Missionario Maryknoll: in Bangladesh da 43 anni per servire i musulmani
di Sumon Corraya

P. Robert Terence McCahill ha 81 anni ed è nato negli Stati Uniti. Nel 1975 è arrivato in Bangladesh, dopo 11 anni nelle Filippine. Ha scelto di vivere povero tra i poveri. I musulmani lo chiamano “fratello Bob”.


Shariatpur (AsiaNews) – Si sveglia tutti i giorni alle tre del mattino, recita le preghiere e dice messa, poi si reca nei villaggi alla ricerca di malati bisognosi di cure. È la storia di p. Robert Terence McCahill, 81 anni, missionario Maryknoll da 43 anni in Bangladesh per vivere e servire i musulmani poveri e svantaggiati del Paese.

Ad un musulmano che gli chiedeva di diventare cristiano, egli ha risposto: “Avrai solo pena”. Ma quello ha insistito: “Non hai capito padre, voglio diventare cristiano”. Il sacerdote ancora: “Così facendo, avrai grande pena”.
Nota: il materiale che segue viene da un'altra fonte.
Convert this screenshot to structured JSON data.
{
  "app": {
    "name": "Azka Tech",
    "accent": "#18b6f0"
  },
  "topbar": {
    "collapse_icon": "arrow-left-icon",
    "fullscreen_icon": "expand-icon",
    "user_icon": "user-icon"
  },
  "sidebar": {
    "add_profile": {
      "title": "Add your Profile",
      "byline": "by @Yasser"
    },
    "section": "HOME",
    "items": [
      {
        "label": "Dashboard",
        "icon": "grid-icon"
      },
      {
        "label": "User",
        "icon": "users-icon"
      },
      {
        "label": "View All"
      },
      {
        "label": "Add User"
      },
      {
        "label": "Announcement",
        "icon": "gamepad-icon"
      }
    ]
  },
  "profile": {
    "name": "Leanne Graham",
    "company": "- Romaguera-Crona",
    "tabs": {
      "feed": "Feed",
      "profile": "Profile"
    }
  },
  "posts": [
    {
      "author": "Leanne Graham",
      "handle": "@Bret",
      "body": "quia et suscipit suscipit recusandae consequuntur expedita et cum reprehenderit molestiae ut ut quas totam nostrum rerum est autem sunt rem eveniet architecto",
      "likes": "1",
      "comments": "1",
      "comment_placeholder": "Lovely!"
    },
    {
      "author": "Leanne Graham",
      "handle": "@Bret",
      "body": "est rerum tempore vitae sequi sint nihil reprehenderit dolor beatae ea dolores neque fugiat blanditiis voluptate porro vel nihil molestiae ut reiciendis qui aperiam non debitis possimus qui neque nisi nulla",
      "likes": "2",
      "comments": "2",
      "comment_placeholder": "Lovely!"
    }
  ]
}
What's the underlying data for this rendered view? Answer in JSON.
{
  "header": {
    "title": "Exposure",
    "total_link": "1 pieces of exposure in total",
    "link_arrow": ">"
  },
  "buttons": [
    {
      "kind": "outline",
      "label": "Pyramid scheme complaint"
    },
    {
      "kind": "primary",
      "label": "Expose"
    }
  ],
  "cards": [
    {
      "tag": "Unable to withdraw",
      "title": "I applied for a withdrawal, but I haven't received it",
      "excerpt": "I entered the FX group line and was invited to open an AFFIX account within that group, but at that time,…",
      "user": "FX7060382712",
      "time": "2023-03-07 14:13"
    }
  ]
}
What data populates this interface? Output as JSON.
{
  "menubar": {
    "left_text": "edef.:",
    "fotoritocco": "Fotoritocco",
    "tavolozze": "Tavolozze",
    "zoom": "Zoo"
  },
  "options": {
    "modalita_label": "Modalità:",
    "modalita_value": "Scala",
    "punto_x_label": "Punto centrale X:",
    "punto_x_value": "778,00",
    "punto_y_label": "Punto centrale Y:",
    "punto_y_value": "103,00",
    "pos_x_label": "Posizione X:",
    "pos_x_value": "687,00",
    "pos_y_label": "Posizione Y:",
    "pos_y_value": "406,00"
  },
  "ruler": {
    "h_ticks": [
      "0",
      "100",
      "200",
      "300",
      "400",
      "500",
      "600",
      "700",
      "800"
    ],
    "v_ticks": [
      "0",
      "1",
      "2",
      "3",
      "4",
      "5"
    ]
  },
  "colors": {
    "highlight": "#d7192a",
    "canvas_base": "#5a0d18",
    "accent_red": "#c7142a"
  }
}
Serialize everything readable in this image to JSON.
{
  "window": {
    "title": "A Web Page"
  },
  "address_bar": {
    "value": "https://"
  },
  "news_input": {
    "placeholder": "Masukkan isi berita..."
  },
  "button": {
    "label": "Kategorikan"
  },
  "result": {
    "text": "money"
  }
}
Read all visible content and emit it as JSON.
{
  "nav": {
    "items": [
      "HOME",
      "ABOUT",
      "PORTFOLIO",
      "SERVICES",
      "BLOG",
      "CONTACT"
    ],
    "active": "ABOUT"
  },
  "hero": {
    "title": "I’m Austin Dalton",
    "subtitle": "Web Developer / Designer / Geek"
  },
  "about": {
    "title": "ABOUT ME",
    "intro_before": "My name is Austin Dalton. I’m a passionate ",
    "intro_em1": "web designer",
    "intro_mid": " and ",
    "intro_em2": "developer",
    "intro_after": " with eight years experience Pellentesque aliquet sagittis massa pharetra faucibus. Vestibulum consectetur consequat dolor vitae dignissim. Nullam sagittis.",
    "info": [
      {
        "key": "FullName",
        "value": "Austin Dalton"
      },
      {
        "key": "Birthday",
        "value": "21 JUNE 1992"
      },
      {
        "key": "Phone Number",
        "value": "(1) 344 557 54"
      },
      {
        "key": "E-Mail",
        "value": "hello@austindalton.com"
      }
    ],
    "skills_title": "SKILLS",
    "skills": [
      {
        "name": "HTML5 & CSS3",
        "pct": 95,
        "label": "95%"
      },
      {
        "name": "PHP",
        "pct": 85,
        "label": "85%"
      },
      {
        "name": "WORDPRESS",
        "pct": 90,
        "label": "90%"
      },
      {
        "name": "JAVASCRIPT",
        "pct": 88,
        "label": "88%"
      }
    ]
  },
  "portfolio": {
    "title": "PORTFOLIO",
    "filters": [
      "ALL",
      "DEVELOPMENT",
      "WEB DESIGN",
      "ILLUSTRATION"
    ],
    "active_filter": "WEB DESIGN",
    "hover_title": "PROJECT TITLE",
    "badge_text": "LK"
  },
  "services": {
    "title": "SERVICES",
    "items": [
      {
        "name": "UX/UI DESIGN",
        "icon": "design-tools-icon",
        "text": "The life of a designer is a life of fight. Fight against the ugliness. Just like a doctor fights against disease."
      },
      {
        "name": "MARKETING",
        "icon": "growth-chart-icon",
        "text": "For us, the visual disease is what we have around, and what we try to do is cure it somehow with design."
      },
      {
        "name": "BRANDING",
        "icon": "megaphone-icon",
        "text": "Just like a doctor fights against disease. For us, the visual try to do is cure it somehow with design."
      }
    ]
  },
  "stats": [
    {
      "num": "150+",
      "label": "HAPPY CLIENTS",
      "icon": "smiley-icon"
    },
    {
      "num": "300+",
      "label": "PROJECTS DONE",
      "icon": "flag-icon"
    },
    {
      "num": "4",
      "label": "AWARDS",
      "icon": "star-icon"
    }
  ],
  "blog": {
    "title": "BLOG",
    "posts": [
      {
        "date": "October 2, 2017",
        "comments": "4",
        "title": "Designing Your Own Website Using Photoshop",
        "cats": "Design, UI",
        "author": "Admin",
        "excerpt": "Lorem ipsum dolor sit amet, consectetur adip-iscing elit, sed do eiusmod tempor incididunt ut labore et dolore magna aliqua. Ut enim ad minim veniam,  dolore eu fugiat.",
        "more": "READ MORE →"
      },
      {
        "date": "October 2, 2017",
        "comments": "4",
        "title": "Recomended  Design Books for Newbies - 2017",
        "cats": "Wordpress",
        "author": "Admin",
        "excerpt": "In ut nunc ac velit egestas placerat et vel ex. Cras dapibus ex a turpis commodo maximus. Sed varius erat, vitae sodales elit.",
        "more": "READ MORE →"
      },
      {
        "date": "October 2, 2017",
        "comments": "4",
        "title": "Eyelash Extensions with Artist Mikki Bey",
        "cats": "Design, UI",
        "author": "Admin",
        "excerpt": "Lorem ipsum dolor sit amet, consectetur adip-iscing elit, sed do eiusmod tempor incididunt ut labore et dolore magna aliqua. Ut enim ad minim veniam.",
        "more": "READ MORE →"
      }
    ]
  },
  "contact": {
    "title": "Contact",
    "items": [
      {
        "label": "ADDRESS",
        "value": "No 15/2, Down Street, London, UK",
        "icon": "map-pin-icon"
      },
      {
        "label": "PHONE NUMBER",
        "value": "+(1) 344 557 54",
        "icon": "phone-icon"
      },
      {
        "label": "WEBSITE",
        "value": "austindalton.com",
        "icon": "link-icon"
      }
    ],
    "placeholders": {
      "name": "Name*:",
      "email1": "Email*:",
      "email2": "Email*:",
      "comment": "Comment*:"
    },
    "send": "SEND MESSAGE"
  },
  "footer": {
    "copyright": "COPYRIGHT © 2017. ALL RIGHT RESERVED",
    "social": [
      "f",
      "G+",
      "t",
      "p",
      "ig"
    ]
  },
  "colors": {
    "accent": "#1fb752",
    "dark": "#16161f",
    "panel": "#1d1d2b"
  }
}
Oggi il sacerdote vive a Shariatpur [nella divisione di Dhaka, ndr]. Nato negli Stati Uniti, p. Robert è conosciuto da tutti con il soprannome di Bob Bhai, o fratello Bob. Nel 1964, due mesi dopo l’ordinazione sacerdote, parte per la missione nelle Filippine, dove rimane per 11 anni. Ad AsiaNews racconta che in seguito, “dopo aver sentito che il Bangladesh era davvero bisognoso e carestia e disastri naturali erano all’ordine del giorno, ho desiderato lavorare per la popolazione di questo Paese. Siamo arrivati in cinque, ne siamo rimasti due”.

Tra i missionari Maryknoll, p. Robert è ancora l’unico che lavora per i musulmani. “Subito dopo il mio arrivo – racconta – ho capito che non volevo essere un prete di parrocchia. Potevo testimoniare più in profondità Cristo tra i musulmani”.

La sua missione non è stata semplice, perché egli ha deciso di vivere tra i poveri e come i poveri. Ha affittato case di bambù e così ha vissuto fino all’attentato del primo luglio 2016 al bar di Dhaka. “Dopo, la polizia non mi ha più consentito di vivere nelle capanne per la mia sicurezza”. Egli ha girato 12 distretti in tutto il territorio: “Quando mi rendo conto che la gente inizia ad amarmi, cambio posto per andare lì dove c’è più bisogno”.

La sua vita non è stata semplice. “All’inizio incontravo persone sospettose. Non erano abituate a vedere missionari e stranieri tra i musulmani e non si fidavano”. Come Malak Islam, padre di Al Amin, un bambino disabile di sei anni. “L’uomo – racconta il sacerdote – non voleva che portassi suo figlio in ospedale per le cure. Solo dopo due anni e mezzo si è deciso”. “Sono grato a fratello Bob – dice oggi Malak Islam – perchè grazie a lui, mio figlio sta migliorando molto”.

Nonostante il crescente fondamentalismo islamico, il missionario non ha mai ricevuto minacce. Egli sostiene: “Siamo tutti un’unica famiglia umana: cristiani, indù, musulmani. Io non ho mai tentato di convertire nessuno, mostro solo l’amore, la compassione e il bene che Gesù ha fatto nella sua vita”.

A 81 anni, il sacerdote non è ancora pronto per andare “in pensione. Godo di buona salute, pedalo sulla bicicletta, traggo felicità dalla mia vita religiosa. Sono pronto per trasferirmi in un nuovo distretto”.